The zombie apocalypse has happened. Never mind how, it just did, fourteen years ago when Benny was eighteen months old and was spirited away from his parents by his half-brother Tom before they became victims themselves. Since then, the living have taken to enclosed cities and let the undead roam in what is now called the Rot and Ruin.
Fifteen is the age of maturity, and that means getting a part-time job in order to continue receiving rations. Benny, like many teens, doesn't really want to work, and he certainly doesn't want to take up the family business of becoming a bounty hunter of the undead.
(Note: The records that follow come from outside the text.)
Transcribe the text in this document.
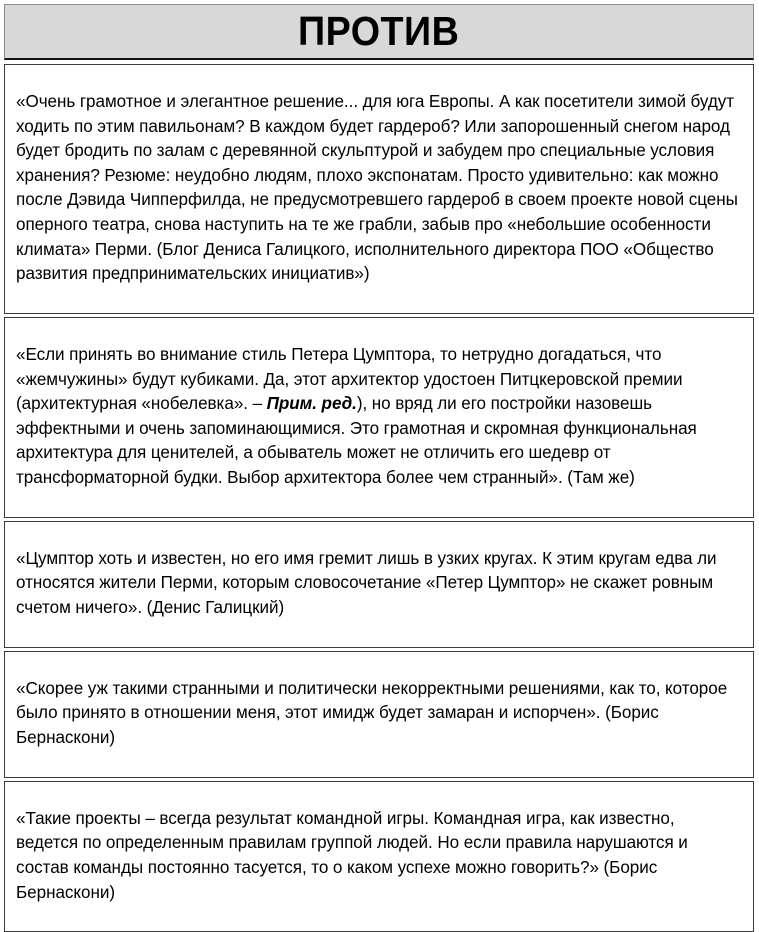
ПРОТИВ

«Очень грамотное и элегантное решение... для юга Европы. А как посетители зимой будут ходить по этим павильонам? В каждом будет гардероб? Или запорошенный снегом народ будет бродить по залам с деревянной скульптурой и забудем про специальные условия хранения? Резюме: неудобно людям, плохо экспонатам. Просто удивительно: как можно после Дэвида Чипперфилда, не предусмотревшего гардероб в своем проекте новой сцены оперного театра, снова наступить на те же грабли, забыв про «небольшие особенности климата» Перми. (Блог Дениса Галицкого, исполнительного директора ПОО «Общество развития предпринимательских инициатив»)

«Если принять во внимание стиль Петера Цумптора, то нетрудно догадаться, что «жемчужины» будут кубиками. Да, этот архитектор удостоен Питцкеровской премии (архитектурная «нобелевка». – Прим. ред.), но вряд ли его постройки назовешь эффектными и очень запоминающимися. Это грамотная и скромная функциональная архитектура для ценителей, а обыватель может не отличить его шедевр от трансформаторной будки. Выбор архитектора более чем странный». (Там же)

«Цумптор хоть и известен, но его имя гремит лишь в узких кругах. К этим кругам едва ли относятся жители Перми, которым словосочетание «Петер Цумптор» не скажет ровным счетом ничего». (Денис Галицкий)

«Скорее уж такими странными и политически некорректными решениями, как то, которое было принято в отношении меня, этот имидж будет замаран и испорчен». (Борис Бернаскони)

«Такие проекты – всегда результат командной игры. Командная игра, как известно, ведется по определенным правилам группой людей. Но если правила нарушаются и состав команды постоянно тасуется, то о каком успехе можно говорить?» (Борис Бернаскони)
Worse, his brother Tom is legendary, but all Benny knows ans remembers of his much-older brother is that he was a coward who ran away and left their parents to become zombies.
There are plenty of other bounty hunters though, guys like Charlie and The Hammer who told war stories of their times in the Rot and Ruin and talked up their kills in ways Tom never did. Benny could never understand why his brother never talked about work, or why Tom was so revered by town elders, but he finds out quick enough when he finally agrees to become his brother's apprentice after failing at pretty much every other job he attempts. One trip into the Rot and Ruin changes everything Benny ever knew, or thought he knew, about what it means to be human, both living and undead.
While zombies are currently in vogue and it would seem there is little to add to canon of kill-or-be-killed, Jonathan Maberry's Rot & Ruin takes the idea of a world full of the undead and makes it a dystopia where questions of good and evil become slippery. Is a zombie out for brains any worse than the people who use them for blood sports? Can the dead and undead coexist in a delicate test of God's will, and what of the moral ambiguity in believing that murder is wrong but murdering zombies is okay; after all, zombies were and are still human beings, right? And what sort of "civilized" society has been preserved when, in financial desperation, the living would subject themselves to enter a fighting ring to do combat with zombies for the entertainment of others, where a blind eye is turned away from those citizen who organize such contests?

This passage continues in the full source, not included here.